Speaker
Description
Phosphorus (P) limitation and intensifying drought critically constrain forest productivity. Beyond the total amount of P in plants, its allocation (how it is divided among different biochemical fractions) strongly influences how efficiently plants use P and how well they cope with stress. These fractions include inorganic phosphate, nucleic acid P (a key component of DNA and RNA), phospholipid P (a key component of cell membranes), and metabolite P (involved in energy transfer and metabolic regulation).
My research has shown that greater allocation to nucleic acid P supports active protein synthesis and cellular repair, while higher phospholipid P helps maintain membrane integrity. Together, these contribute to plant stress resilience—the ability of plants to maintain function and recover from environmental pressures.

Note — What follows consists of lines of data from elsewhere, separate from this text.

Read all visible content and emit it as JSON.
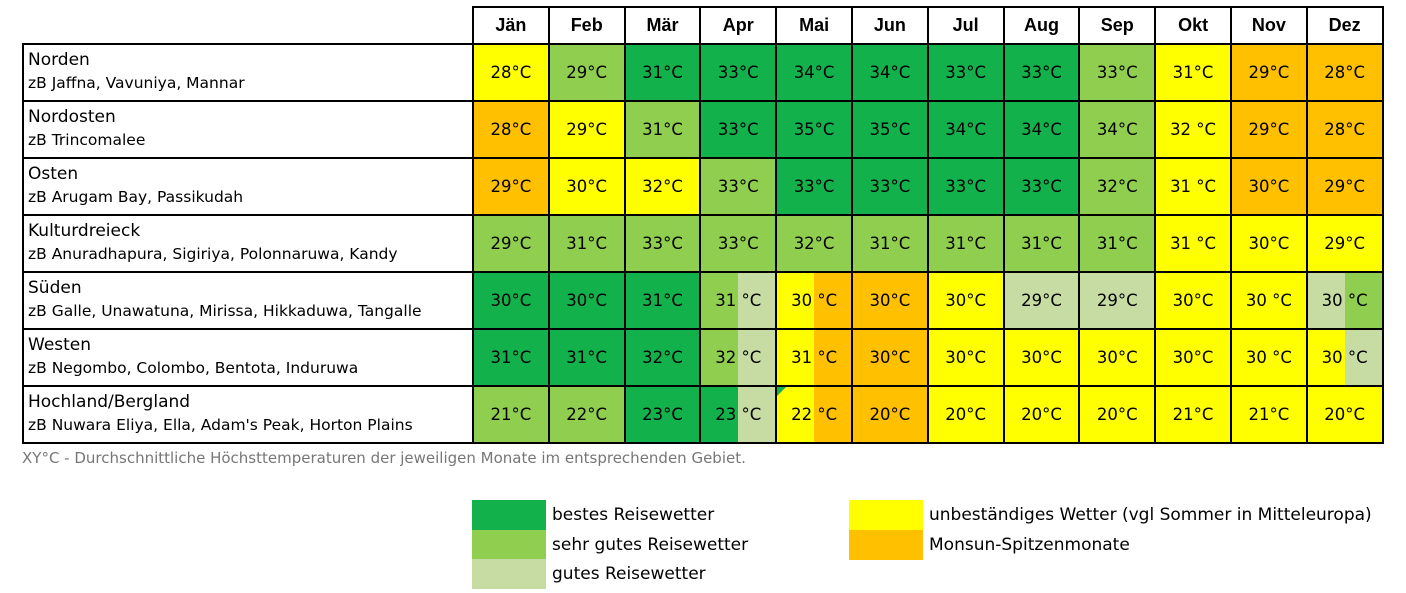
{
  "months": [
    "Jän",
    "Feb",
    "Mär",
    "Apr",
    "Mai",
    "Jun",
    "Jul",
    "Aug",
    "Sep",
    "Okt",
    "Nov",
    "Dez"
  ],
  "colors": {
    "g1": "#13b14b",
    "g2": "#8fce4f",
    "g3": "#c7dca2",
    "y": "#ffff00",
    "o": "#ffc000"
  },
  "rows": [
    {
      "name": "Norden",
      "sub": "zB Jaffna, Vavuniya, Mannar",
      "cells": [
        {
          "t": "28°C",
          "c": "y"
        },
        {
          "t": "29°C",
          "c": "g2"
        },
        {
          "t": "31°C",
          "c": "g1"
        },
        {
          "t": "33°C",
          "c": "g1"
        },
        {
          "t": "34°C",
          "c": "g1"
        },
        {
          "t": "34°C",
          "c": "g1"
        },
        {
          "t": "33°C",
          "c": "g1"
        },
        {
          "t": "33°C",
          "c": "g1"
        },
        {
          "t": "33°C",
          "c": "g2"
        },
        {
          "t": "31°C",
          "c": "y"
        },
        {
          "t": "29°C",
          "c": "o"
        },
        {
          "t": "28°C",
          "c": "o"
        }
      ]
    },
    {
      "name": "Nordosten",
      "sub": "zB Trincomalee",
      "cells": [
        {
          "t": "28°C",
          "c": "o"
        },
        {
          "t": "29°C",
          "c": "y"
        },
        {
          "t": "31°C",
          "c": "g2"
        },
        {
          "t": "33°C",
          "c": "g1"
        },
        {
          "t": "35°C",
          "c": "g1"
        },
        {
          "t": "35°C",
          "c": "g1"
        },
        {
          "t": "34°C",
          "c": "g1"
        },
        {
          "t": "34°C",
          "c": "g1"
        },
        {
          "t": "34°C",
          "c": "g2"
        },
        {
          "t": "32 °C",
          "c": "y"
        },
        {
          "t": "29°C",
          "c": "o"
        },
        {
          "t": "28°C",
          "c": "o"
        }
      ]
    },
    {
      "name": "Osten",
      "sub": "zB Arugam Bay, Passikudah",
      "cells": [
        {
          "t": "29°C",
          "c": "o"
        },
        {
          "t": "30°C",
          "c": "y"
        },
        {
          "t": "32°C",
          "c": "y"
        },
        {
          "t": "33°C",
          "c": "g2"
        },
        {
          "t": "33°C",
          "c": "g1"
        },
        {
          "t": "33°C",
          "c": "g1"
        },
        {
          "t": "33°C",
          "c": "g1"
        },
        {
          "t": "33°C",
          "c": "g1"
        },
        {
          "t": "32°C",
          "c": "g2"
        },
        {
          "t": "31 °C",
          "c": "y"
        },
        {
          "t": "30°C",
          "c": "o"
        },
        {
          "t": "29°C",
          "c": "o"
        }
      ]
    },
    {
      "name": "Kulturdreieck",
      "sub": "zB Anuradhapura, Sigiriya, Polonnaruwa, Kandy",
      "cells": [
        {
          "t": "29°C",
          "c": "g2"
        },
        {
          "t": "31°C",
          "c": "g2"
        },
        {
          "t": "33°C",
          "c": "g2"
        },
        {
          "t": "33°C",
          "c": "g2"
        },
        {
          "t": "32°C",
          "c": "g2"
        },
        {
          "t": "31°C",
          "c": "g2"
        },
        {
          "t": "31°C",
          "c": "g2"
        },
        {
          "t": "31°C",
          "c": "g2"
        },
        {
          "t": "31°C",
          "c": "g2"
        },
        {
          "t": "31 °C",
          "c": "y"
        },
        {
          "t": "30°C",
          "c": "y"
        },
        {
          "t": "29°C",
          "c": "y"
        }
      ]
    },
    {
      "name": "Süden",
      "sub": "zB Galle, Unawatuna, Mirissa, Hikkaduwa, Tangalle",
      "cells": [
        {
          "t": "30°C",
          "c": "g1"
        },
        {
          "t": "30°C",
          "c": "g1"
        },
        {
          "t": "31°C",
          "c": "g1"
        },
        {
          "t": "31 °C",
          "c": "g2",
          "c2": "g3"
        },
        {
          "t": "30 °C",
          "c": "y",
          "c2": "o"
        },
        {
          "t": "30°C",
          "c": "o"
        },
        {
          "t": "30°C",
          "c": "y"
        },
        {
          "t": "29°C",
          "c": "g3"
        },
        {
          "t": "29°C",
          "c": "g3"
        },
        {
          "t": "30°C",
          "c": "y"
        },
        {
          "t": "30 °C",
          "c": "y"
        },
        {
          "t": "30 °C",
          "c": "g3",
          "c2": "g2"
        }
      ]
    },
    {
      "name": "Westen",
      "sub": "zB Negombo, Colombo, Bentota, Induruwa",
      "cells": [
        {
          "t": "31°C",
          "c": "g1"
        },
        {
          "t": "31°C",
          "c": "g1"
        },
        {
          "t": "32°C",
          "c": "g1"
        },
        {
          "t": "32 °C",
          "c": "g2",
          "c2": "g3"
        },
        {
          "t": "31 °C",
          "c": "y",
          "c2": "o"
        },
        {
          "t": "30°C",
          "c": "o"
        },
        {
          "t": "30°C",
          "c": "y"
        },
        {
          "t": "30°C",
          "c": "y"
        },
        {
          "t": "30°C",
          "c": "y"
        },
        {
          "t": "30°C",
          "c": "y"
        },
        {
          "t": "30 °C",
          "c": "y"
        },
        {
          "t": "30 °C",
          "c": "y",
          "c2": "g3"
        }
      ]
    },
    {
      "name": "Hochland/Bergland",
      "sub": "zB Nuwara Eliya, Ella, Adam's Peak, Horton Plains",
      "cells": [
        {
          "t": "21°C",
          "c": "g2"
        },
        {
          "t": "22°C",
          "c": "g2"
        },
        {
          "t": "23°C",
          "c": "g1"
        },
        {
          "t": "23 °C",
          "c": "g1",
          "c2": "g3",
          "notch": true
        },
        {
          "t": "22 °C",
          "c": "y",
          "c2": "o",
          "notch": true
        },
        {
          "t": "20°C",
          "c": "o"
        },
        {
          "t": "20°C",
          "c": "y"
        },
        {
          "t": "20°C",
          "c": "y"
        },
        {
          "t": "20°C",
          "c": "y"
        },
        {
          "t": "21°C",
          "c": "y"
        },
        {
          "t": "21°C",
          "c": "y"
        },
        {
          "t": "20°C",
          "c": "y"
        }
      ]
    }
  ],
  "footnote": "XY°C - Durchschnittliche Höchsttemperaturen der jeweiligen Monate im entsprechenden Gebiet.",
  "legend": [
    {
      "label": "bestes Reisewetter",
      "c": "g1"
    },
    {
      "label": "sehr gutes Reisewetter",
      "c": "g2"
    },
    {
      "label": "gutes Reisewetter",
      "c": "g3"
    },
    {
      "label": "unbeständiges Wetter (vgl Sommer in Mitteleuropa)",
      "c": "y"
    },
    {
      "label": "Monsun-Spitzenmonate",
      "c": "o"
    }
  ]
}
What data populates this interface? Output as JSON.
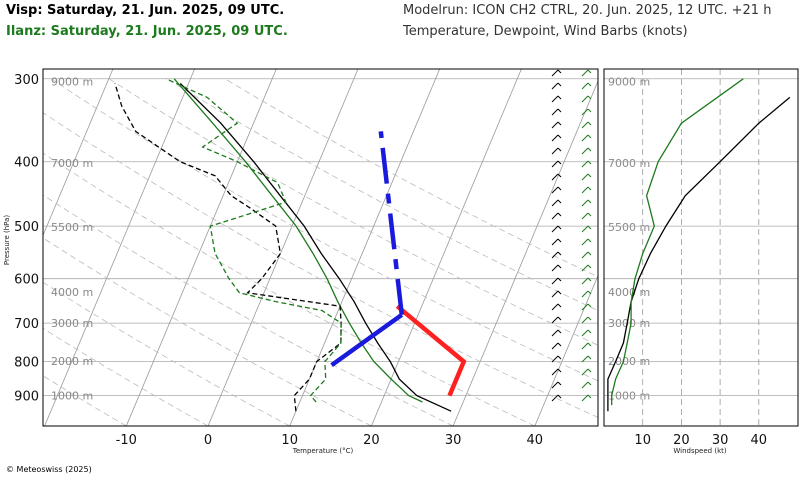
{
  "header": {
    "title_visp": "Visp: Saturday, 21. Jun. 2025, 09 UTC.",
    "title_ilanz": "Ilanz: Saturday, 21. Jun. 2025, 09 UTC.",
    "modelrun": "Modelrun: ICON CH2 CTRL, 20. Jun. 2025, 12 UTC. +21 h",
    "variables": "Temperature, Dewpoint, Wind Barbs (knots)"
  },
  "footer": {
    "copyright": "© Meteoswiss (2025)"
  },
  "colors": {
    "visp": "#000000",
    "ilanz": "#1d7a1d",
    "parcel": "#ff2020",
    "lapse": "#1a1adc"
  },
  "chart_data": [
    {
      "type": "line",
      "subtype": "skew-T log-p sounding",
      "xlabel": "Temperature (°C)",
      "ylabel": "Pressure (hPa)",
      "x_ticks": [
        -10,
        0,
        10,
        20,
        30,
        40
      ],
      "y_ticks": [
        300,
        400,
        500,
        600,
        700,
        800,
        900
      ],
      "altitude_labels": [
        "9000 m",
        "7000 m",
        "5500 m",
        "4000 m",
        "3000 m",
        "2000 m",
        "1000 m"
      ],
      "altitude_pressure": [
        303,
        402,
        502,
        628,
        700,
        798,
        900
      ],
      "xlim": [
        -25,
        48
      ],
      "ylim": [
        290,
        1000
      ],
      "series": [
        {
          "name": "Visp temperature",
          "color": "#000000",
          "dash": "solid",
          "points": [
            [
              29,
              950
            ],
            [
              24,
              900
            ],
            [
              21,
              850
            ],
            [
              19,
              800
            ],
            [
              16.5,
              750
            ],
            [
              14,
              700
            ],
            [
              11.5,
              650
            ],
            [
              8.5,
              600
            ],
            [
              5,
              550
            ],
            [
              1.5,
              500
            ],
            [
              -3,
              450
            ],
            [
              -8,
              400
            ],
            [
              -14,
              350
            ],
            [
              -21,
              305
            ]
          ]
        },
        {
          "name": "Ilanz temperature",
          "color": "#1d7a1d",
          "dash": "solid",
          "points": [
            [
              25,
              920
            ],
            [
              23,
              900
            ],
            [
              20,
              850
            ],
            [
              17,
              800
            ],
            [
              14.5,
              750
            ],
            [
              12,
              700
            ],
            [
              9.5,
              650
            ],
            [
              7,
              600
            ],
            [
              4,
              550
            ],
            [
              0.5,
              500
            ],
            [
              -4,
              450
            ],
            [
              -9,
              400
            ],
            [
              -15,
              350
            ],
            [
              -22,
              300
            ]
          ]
        },
        {
          "name": "Visp dewpoint",
          "color": "#000000",
          "dash": "dashed",
          "points": [
            [
              10,
              950
            ],
            [
              9,
              900
            ],
            [
              10,
              850
            ],
            [
              10,
              800
            ],
            [
              12,
              750
            ],
            [
              11,
              700
            ],
            [
              10,
              660
            ],
            [
              2,
              640
            ],
            [
              -2,
              630
            ],
            [
              -1,
              600
            ],
            [
              0,
              550
            ],
            [
              -2,
              500
            ],
            [
              -6,
              470
            ],
            [
              -9,
              450
            ],
            [
              -12,
              420
            ],
            [
              -17,
              400
            ],
            [
              -24,
              360
            ],
            [
              -27,
              330
            ],
            [
              -29,
              305
            ]
          ]
        },
        {
          "name": "Ilanz dewpoint",
          "color": "#1d7a1d",
          "dash": "dashed",
          "points": [
            [
              12,
              920
            ],
            [
              11,
              900
            ],
            [
              12,
              850
            ],
            [
              11,
              800
            ],
            [
              12,
              750
            ],
            [
              11,
              700
            ],
            [
              8,
              670
            ],
            [
              2,
              650
            ],
            [
              -3,
              630
            ],
            [
              -5,
              600
            ],
            [
              -8,
              550
            ],
            [
              -10,
              500
            ],
            [
              -6,
              480
            ],
            [
              -2,
              460
            ],
            [
              -4,
              430
            ],
            [
              -10,
              400
            ],
            [
              -15,
              380
            ],
            [
              -12,
              350
            ],
            [
              -17,
              320
            ],
            [
              -23,
              300
            ]
          ]
        },
        {
          "name": "Parcel path",
          "color": "#ff2020",
          "dash": "solid",
          "points": [
            [
              28,
              900
            ],
            [
              28,
              800
            ],
            [
              17,
              660
            ]
          ]
        },
        {
          "name": "Lapse rate",
          "color": "#1a1adc",
          "dash": "solid",
          "points": [
            [
              12,
              810
            ],
            [
              18,
              680
            ]
          ]
        },
        {
          "name": "Lapse rate upper",
          "color": "#1a1adc",
          "dash": "dash-dot",
          "points": [
            [
              18,
              680
            ],
            [
              6,
              360
            ]
          ]
        }
      ]
    },
    {
      "type": "line",
      "xlabel": "Windspeed (kt)",
      "x_ticks": [
        10,
        20,
        30,
        40
      ],
      "xlim": [
        0,
        50
      ],
      "ylim": [
        290,
        1000
      ],
      "series": [
        {
          "name": "Visp windspeed",
          "color": "#000000",
          "dash": "solid",
          "points": [
            [
              1,
              950
            ],
            [
              1,
              900
            ],
            [
              1,
              850
            ],
            [
              3,
              800
            ],
            [
              5,
              750
            ],
            [
              6,
              700
            ],
            [
              7,
              650
            ],
            [
              9,
              600
            ],
            [
              12,
              550
            ],
            [
              16,
              500
            ],
            [
              21,
              450
            ],
            [
              30,
              400
            ],
            [
              40,
              350
            ],
            [
              48,
              320
            ]
          ]
        },
        {
          "name": "Ilanz windspeed",
          "color": "#1d7a1d",
          "dash": "solid",
          "points": [
            [
              2,
              930
            ],
            [
              2,
              900
            ],
            [
              3,
              850
            ],
            [
              5,
              800
            ],
            [
              6,
              750
            ],
            [
              7,
              700
            ],
            [
              7,
              650
            ],
            [
              8,
              600
            ],
            [
              10,
              550
            ],
            [
              13,
              500
            ],
            [
              11,
              450
            ],
            [
              14,
              400
            ],
            [
              20,
              350
            ],
            [
              36,
              300
            ]
          ]
        }
      ]
    }
  ]
}
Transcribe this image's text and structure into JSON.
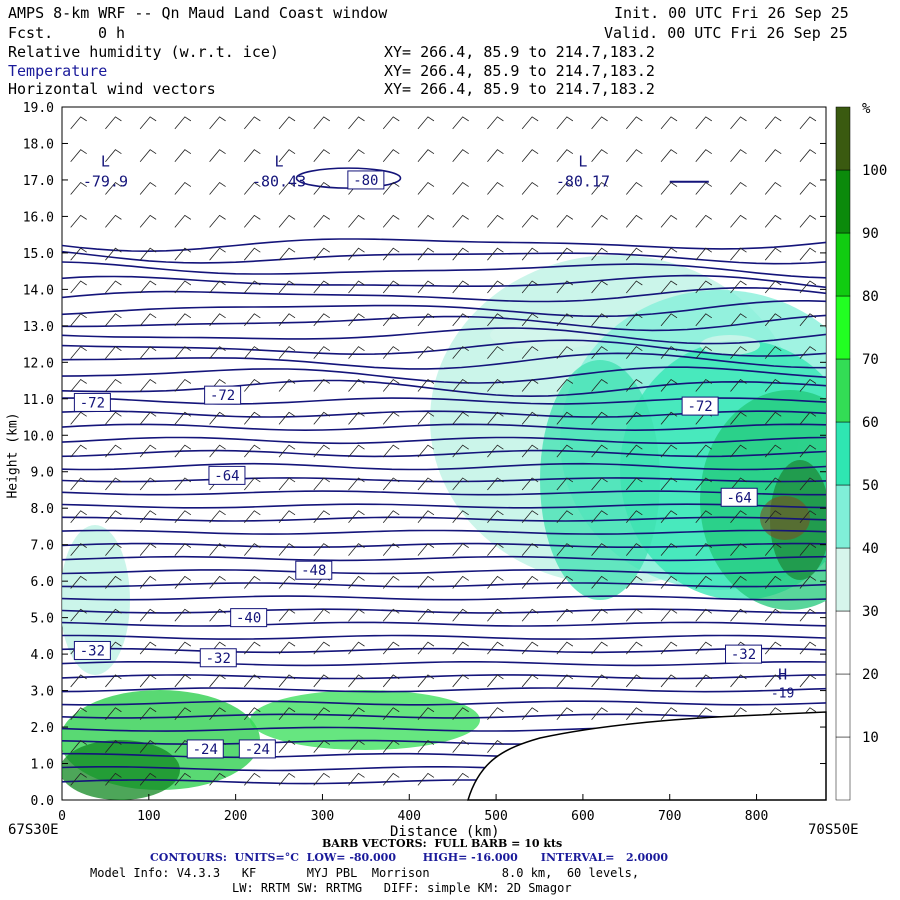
{
  "header": {
    "title": "AMPS 8-km WRF -- Qn Maud Land Coast window",
    "fcst_label": "Fcst.",
    "fcst_value": "0 h",
    "init": "Init. 00 UTC Fri 26 Sep 25",
    "valid": "Valid. 00 UTC Fri 26 Sep 25",
    "fields": [
      {
        "name": "Relative humidity (w.r.t. ice)",
        "xy": "XY= 266.4, 85.9 to 214.7,183.2"
      },
      {
        "name": "Temperature",
        "xy": "XY= 266.4, 85.9 to 214.7,183.2"
      },
      {
        "name": "Horizontal wind vectors",
        "xy": "XY= 266.4, 85.9 to 214.7,183.2"
      }
    ]
  },
  "colorbar": {
    "unit": "%",
    "ticks": [
      "10",
      "20",
      "30",
      "40",
      "50",
      "60",
      "70",
      "80",
      "90",
      "100"
    ],
    "colors": [
      "#ffffff",
      "#ffffff",
      "#ffffff",
      "#d6f5ec",
      "#80efd8",
      "#2fe6b2",
      "#33dd55",
      "#22ff22",
      "#11cc11",
      "#0b8a0b",
      "#3a5a10"
    ]
  },
  "footer": {
    "left_end": "67S30E",
    "right_end": "70S50E",
    "barb": "BARB VECTORS:  FULL BARB = 10 kts",
    "contours": "CONTOURS:  UNITS=°C  LOW= -80.000       HIGH= -16.000      INTERVAL=   2.0000",
    "model1": "Model Info: V4.3.3   KF       MYJ PBL  Morrison          8.0 km,  60 levels,",
    "model2": "LW: RRTM SW: RRTMG   DIFF: simple KM: 2D Smagor"
  },
  "chart_data": {
    "type": "heatmap",
    "title": "AMPS 8-km WRF -- Qn Maud Land Coast window",
    "xlabel": "Distance (km)",
    "ylabel": "Height (km)",
    "x_ticks": [
      0,
      100,
      200,
      300,
      400,
      500,
      600,
      700,
      800
    ],
    "y_ticks": [
      0.0,
      1.0,
      2.0,
      3.0,
      4.0,
      5.0,
      6.0,
      7.0,
      8.0,
      9.0,
      10.0,
      11.0,
      12.0,
      13.0,
      14.0,
      15.0,
      16.0,
      17.0,
      18.0,
      19.0
    ],
    "xlim": [
      0,
      880
    ],
    "ylim": [
      0,
      19
    ],
    "contour_labels": [
      {
        "text": "-72",
        "x": 35,
        "y": 10.9
      },
      {
        "text": "-72",
        "x": 185,
        "y": 11.1
      },
      {
        "text": "-72",
        "x": 735,
        "y": 10.8
      },
      {
        "text": "-80",
        "x": 350,
        "y": 17.0
      },
      {
        "text": "-64",
        "x": 190,
        "y": 8.9
      },
      {
        "text": "-64",
        "x": 780,
        "y": 8.3
      },
      {
        "text": "-48",
        "x": 290,
        "y": 6.3
      },
      {
        "text": "-40",
        "x": 215,
        "y": 5.0
      },
      {
        "text": "-32",
        "x": 35,
        "y": 4.1
      },
      {
        "text": "-32",
        "x": 180,
        "y": 3.9
      },
      {
        "text": "-32",
        "x": 785,
        "y": 4.0
      },
      {
        "text": "-24",
        "x": 225,
        "y": 1.4
      },
      {
        "text": "-24",
        "x": 165,
        "y": 1.4
      }
    ],
    "lows": [
      {
        "label": "L",
        "value": "-79.9",
        "x": 50,
        "y": 17.2
      },
      {
        "label": "L",
        "value": "-80.43",
        "x": 250,
        "y": 17.2
      },
      {
        "label": "L",
        "value": "-80.17",
        "x": 600,
        "y": 17.2
      }
    ],
    "highs": [
      {
        "label": "H",
        "value": "-19",
        "x": 830,
        "y": 3.2
      }
    ]
  }
}
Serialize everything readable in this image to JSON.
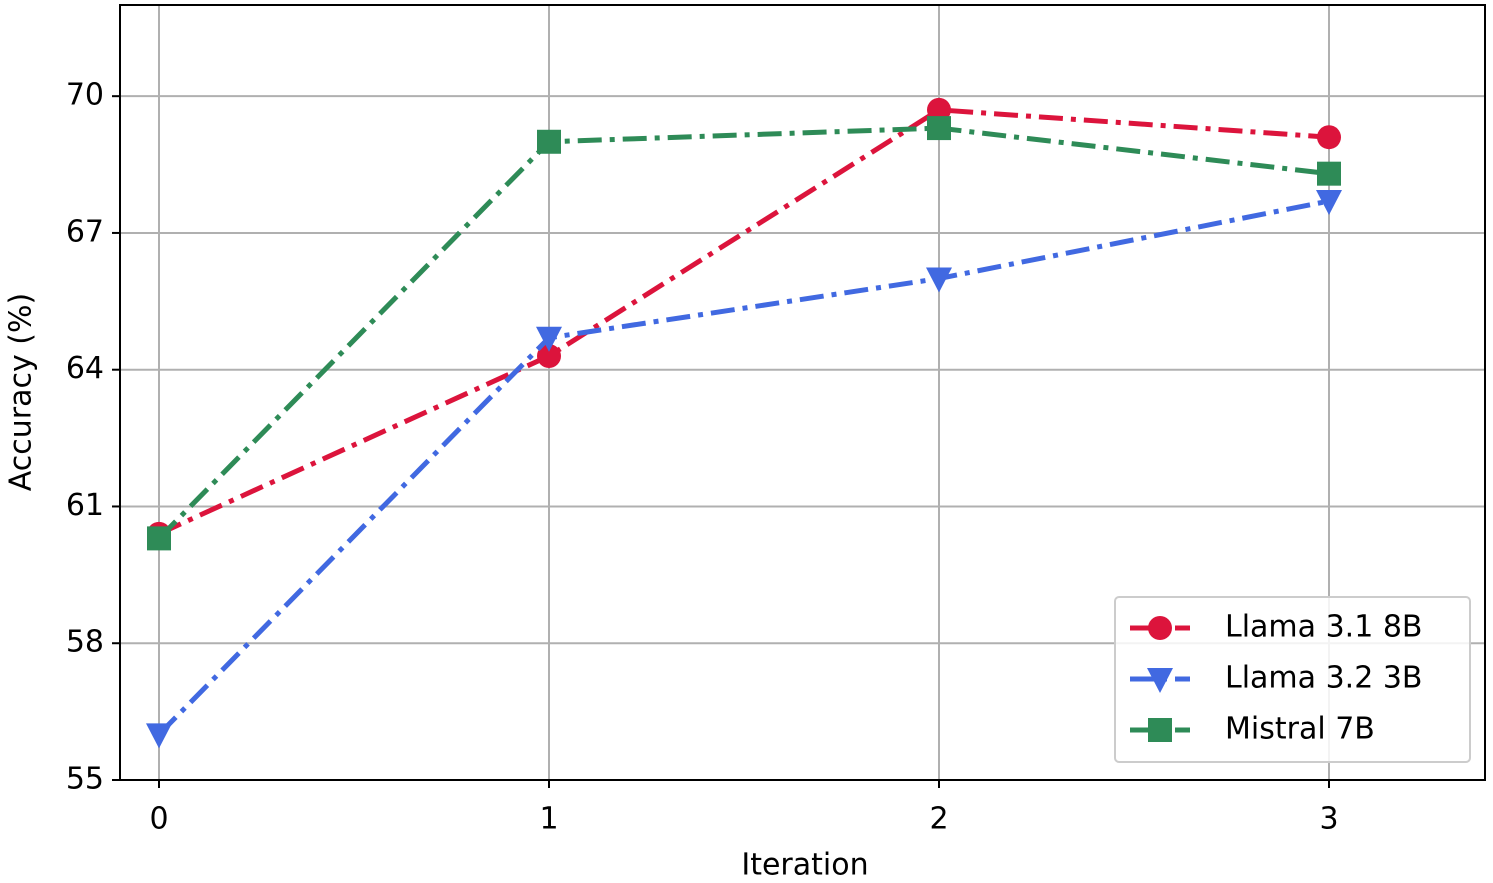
{
  "chart_data": {
    "type": "line",
    "xlabel": "Iteration",
    "ylabel": "Accuracy (%)",
    "x": [
      0,
      1,
      2,
      3
    ],
    "series": [
      {
        "name": "Llama 3.1 8B",
        "color": "#dc143c",
        "marker": "circle",
        "values": [
          60.4,
          64.3,
          69.7,
          69.1
        ]
      },
      {
        "name": "Llama 3.2 3B",
        "color": "#4169e1",
        "marker": "triangle-down",
        "values": [
          56.0,
          64.7,
          66.0,
          67.7
        ]
      },
      {
        "name": "Mistral 7B",
        "color": "#2e8b57",
        "marker": "square",
        "values": [
          60.3,
          69.0,
          69.3,
          68.3
        ]
      }
    ],
    "xlim": [
      -0.1,
      3.4
    ],
    "xticks": [
      0,
      1,
      2,
      3
    ],
    "ylim": [
      55,
      72
    ],
    "yticks": [
      55,
      58,
      61,
      64,
      67,
      70
    ],
    "grid": true,
    "legend": "lower right",
    "line_style": "dash-dot"
  }
}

Root functional traits, such as carboxylate exudation (the release of negatively charged salts derived from organic acids, e.g., citrate or malate), help mobilise otherwise inaccessible P by binding to and releasing it from mineral surfaces like iron or aluminium oxides. Mycorrhizal associations further expand the soil volume accessible for nutrient uptake and mediate long-term plant–soil feedbacks.
However, the combined influence of P fraction allocation, root exudation, and mycorrhizal function under simultaneous P and drought stress remains poorly quantified, limiting our ability to predict forest resilience. In the anticipated second phase of the DFG research group "Forest Floor" (https://uni-freiburg.de/forestfloor/), by explicitly linking biochemical P allocation with root and mycorrhizal traits under realistic dual-stress conditions, my research will: (1) advance mechanistic understanding of forest nutrient efficiency, covering both P acquisition and use under stress, (2) improve predictions of carbon–nutrient dynamics under climate change.